Also known as AVN or Avascular Necrosis, Osteonecrosis (bone death) is a condition with many underlying causes. Common causes of AVN include excessive alcohol consumption, high dose or prolonged oral steroids, and trauma. Other causes can include certain cancer treatments, organ transplantation, sickle cell anemia and other rate genetic disease. It has also been associated with HIV/AIDS, diabetes and lupus.
AVN is caused by reduced or absent blood flow to the femoral head. This results in bone death much like occurs to heart muscle in a heart attack. As the bone dies, its ability to tolerate loads and stress that occur with everyday activities is compromised and this may eventually lead to collapse of the femoral head. In the early stages of osteonecrosis, x-rays may be normal but the condition can be detected by MRI. As larger areas of the femoral head become involved, the condition becomes apparent on x-rays. By this point, the condition may be terminal in the sense that blood flow cannot be restored to the bone.

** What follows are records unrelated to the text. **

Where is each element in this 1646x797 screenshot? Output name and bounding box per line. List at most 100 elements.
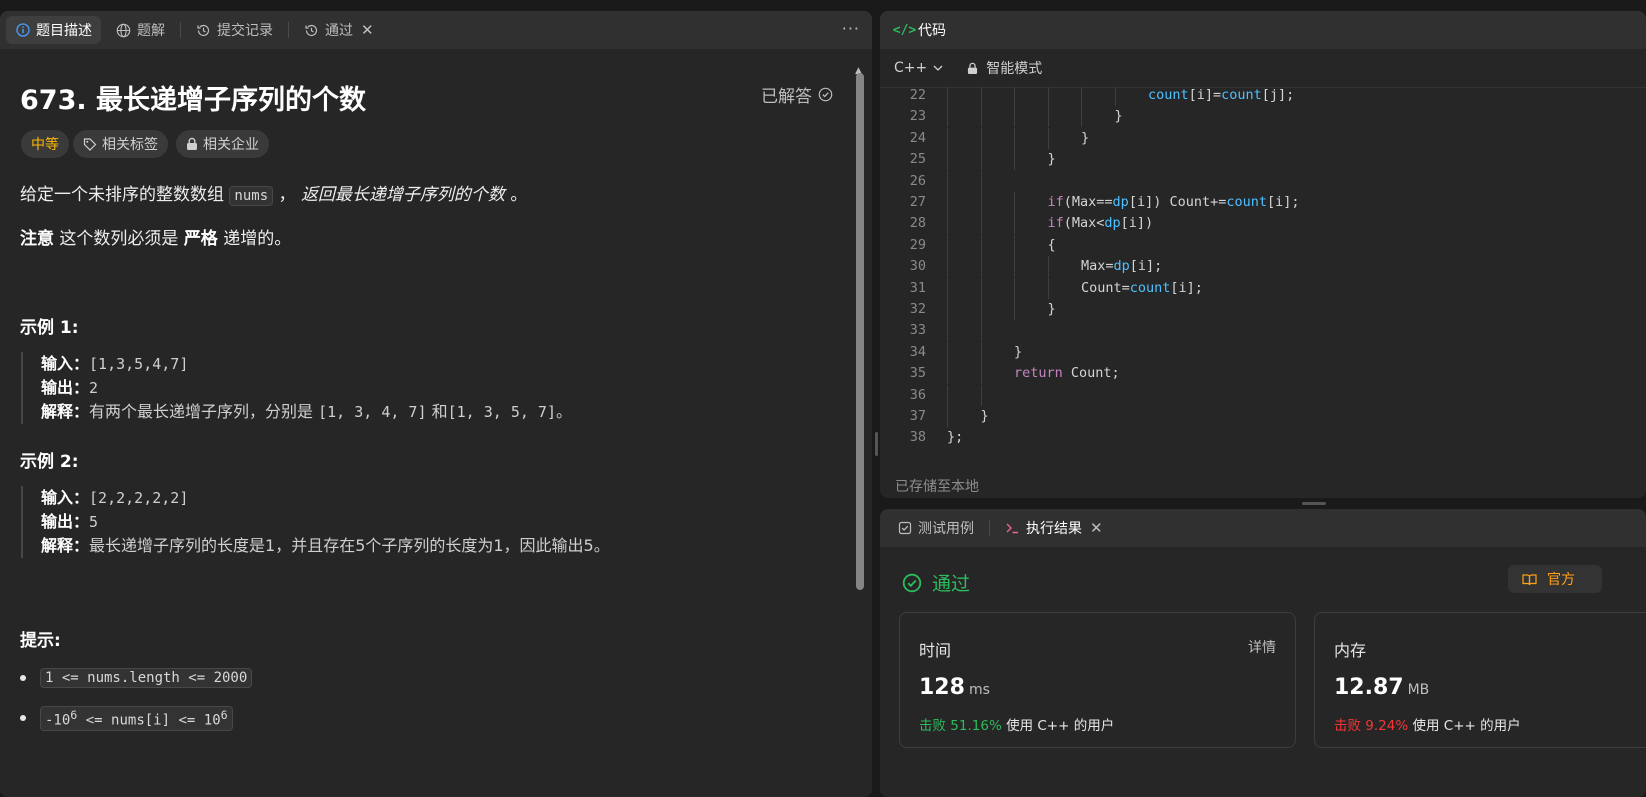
info-icon xyxy=(15,23,30,38)
lock-icon xyxy=(967,62,978,75)
related-companies-button[interactable]: 相关企业 xyxy=(176,130,269,158)
line-number: 28 xyxy=(909,215,926,232)
code-line[interactable]: 30 Max=dp[i]; xyxy=(880,256,1646,278)
tab-result[interactable]: 执行结果 ✕ xyxy=(996,514,1112,542)
code-line[interactable]: 34} xyxy=(880,341,1646,363)
line-number: 33 xyxy=(909,322,926,339)
line-number: 26 xyxy=(909,172,926,189)
runtime-beat: 击败 51.16% 使用 C++ 的用户 xyxy=(919,714,1114,734)
tab-accepted[interactable]: 通过 ✕ xyxy=(295,16,383,44)
code-token: } xyxy=(1014,343,1023,360)
code-line[interactable]: 33 xyxy=(880,320,1646,342)
line-number: 38 xyxy=(909,429,926,446)
code-text: Count=count[i]; xyxy=(1081,278,1203,299)
code-text: } xyxy=(1048,149,1056,170)
code-token: count xyxy=(1129,279,1171,296)
indent-guide xyxy=(980,149,982,171)
example-input: 输入：[1,3,5,4,7] xyxy=(41,352,572,376)
code-toolbar: C++ 智能模式 xyxy=(880,49,1646,88)
related-tags-button[interactable]: 相关标签 xyxy=(73,130,168,158)
code-line[interactable]: 23} xyxy=(880,106,1646,128)
mode-label: 智能模式 xyxy=(986,61,1043,77)
problem-description: 给定一个未排序的整数数组 nums ， 返回最长递增子序列的个数 。 xyxy=(20,180,527,206)
code-line[interactable]: 35 return Count; xyxy=(880,363,1646,385)
indent-guide xyxy=(1014,87,1015,106)
code-token: Count= xyxy=(1081,279,1130,296)
runtime-label: 时间 xyxy=(919,641,952,660)
indent-guide xyxy=(947,277,948,299)
memory-label: 内存 xyxy=(1334,641,1367,660)
close-icon[interactable]: ✕ xyxy=(361,21,374,39)
language-select[interactable]: C++ xyxy=(894,60,943,76)
difficulty-badge[interactable]: 中等 xyxy=(21,130,69,158)
code-icon: </> xyxy=(892,22,917,38)
hints-heading: 提示: xyxy=(20,631,61,651)
code-text: } xyxy=(1014,342,1022,363)
code-token: } xyxy=(1047,151,1056,168)
indent-guide xyxy=(947,127,948,149)
code-token: [j]; xyxy=(1261,87,1295,103)
status-label: 通过 xyxy=(932,573,971,595)
code-token: Count; xyxy=(1062,365,1120,382)
check-circle-icon xyxy=(818,87,833,102)
tab-label: 执行结果 xyxy=(1026,521,1082,537)
terminal-icon xyxy=(1005,521,1020,536)
tab-submissions[interactable]: 提交记录 xyxy=(187,16,282,44)
saved-status: 已存储至本地 xyxy=(895,479,979,495)
code-token: } xyxy=(980,408,989,424)
indent-guide xyxy=(947,299,948,320)
tab-code[interactable]: </> 代码 xyxy=(888,16,955,44)
example-block: 输入：[1,3,5,4,7] 输出：2 解释：有两个最长递增子序列，分别是 [1… xyxy=(21,352,572,424)
code-line[interactable]: 24} xyxy=(880,127,1646,149)
vertical-resize-handle[interactable] xyxy=(875,432,878,456)
runtime-card[interactable]: 时间 详情 128 ms 击败 51.16% 使用 C++ 的用户 xyxy=(899,612,1296,748)
official-solution-button[interactable]: 官方 xyxy=(1508,565,1602,593)
tab-description[interactable]: 题目描述 xyxy=(6,16,101,44)
code-token: { xyxy=(1047,236,1056,253)
beat-percent: 击败 51.16% xyxy=(919,718,1002,734)
code-line[interactable]: 27 if(Max==dp[i]) Count+=count[i]; xyxy=(880,192,1646,213)
tab-solutions[interactable]: 题解 xyxy=(107,16,174,44)
code-token: if xyxy=(1047,194,1064,210)
book-icon xyxy=(1522,573,1537,586)
tab-testcases[interactable]: 测试用例 xyxy=(888,514,983,542)
memory-value: 12.87 MB xyxy=(1334,675,1429,700)
result-tabbar: 测试用例 执行结果 ✕ xyxy=(880,509,1646,547)
indent-guide xyxy=(1047,106,1049,128)
code-line[interactable]: 22 count[i]=count[j]; xyxy=(880,87,1646,106)
example-heading: 示例 1: xyxy=(20,318,79,338)
code-text: if(Max==dp[i]) Count+=count[i]; xyxy=(1048,192,1300,213)
line-number: 31 xyxy=(909,279,926,296)
code-text: return Count; xyxy=(1014,363,1120,384)
code-editor[interactable]: 22 count[i]=count[j]; 23} 24} 25} 26 27 if(Max=… xyxy=(880,87,1646,447)
code-line[interactable]: 28 if(Max<dp[i]) xyxy=(880,213,1646,235)
panel-resize-handle[interactable] xyxy=(1302,502,1326,505)
memory-card[interactable]: 内存 12.87 MB 击败 9.24% 使用 C++ 的用户 xyxy=(1314,612,1646,748)
output-value: 5 xyxy=(89,513,99,531)
indent-guide xyxy=(980,213,982,235)
history-icon xyxy=(196,23,211,38)
smart-mode-toggle[interactable]: 智能模式 xyxy=(967,58,1042,78)
indent-guide xyxy=(1014,277,1015,299)
indent-guide xyxy=(980,384,982,406)
indent-guide xyxy=(947,363,948,385)
code-line[interactable]: 37} xyxy=(880,406,1646,427)
code-line[interactable]: 32} xyxy=(880,299,1646,320)
code-line[interactable]: 38}; xyxy=(880,427,1646,447)
code-line[interactable]: 31 Count=count[i]; xyxy=(880,277,1646,299)
close-icon[interactable]: ✕ xyxy=(1090,519,1103,537)
code-text: }; xyxy=(947,427,963,447)
bullet-dot xyxy=(20,715,26,722)
desc-emphasis: 返回最长递增子序列的个数 xyxy=(300,185,505,205)
chevron-down-icon xyxy=(933,65,943,71)
code-line[interactable]: 26 xyxy=(880,170,1646,192)
code-line[interactable]: 29 { xyxy=(880,234,1646,256)
code-line[interactable]: 36 xyxy=(880,384,1646,406)
code-line[interactable]: 25} xyxy=(880,149,1646,171)
constraint-item: -106 <= nums[i] <= 106 xyxy=(20,706,233,731)
clock-icon xyxy=(304,23,319,38)
scrollbar[interactable] xyxy=(856,73,864,590)
details-link[interactable]: 详情 xyxy=(1248,637,1276,657)
more-icon[interactable]: ··· xyxy=(842,19,860,38)
example-block: 输入：[2,2,2,2,2] 输出：5 解释：最长递增子序列的长度是1，并且存在… xyxy=(21,486,610,558)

The treatment of osteonecrosis involves unloading the bone to reduce stress and prevent collapse. In some cases bone may revascularize through a process of sequential healing. Procedures such as core decompression aim to stimulate a healing response by reducing pressure inside the bone creating a fracture healing response. These procedures may be successful earlier in the course of the disease but in some cases, progression will occur despite early intervention. Once collapse of the femoral head occurs, total hip replacement is the only procedure that can eliminate pain and restore joint mobility to the hip.
There is some evidence that bisphosphonate medications (alendronate) may limit the progression of avascular necrosis though other studies have documented an association between certain bisphosphonates and osteonecrosis of the jaw.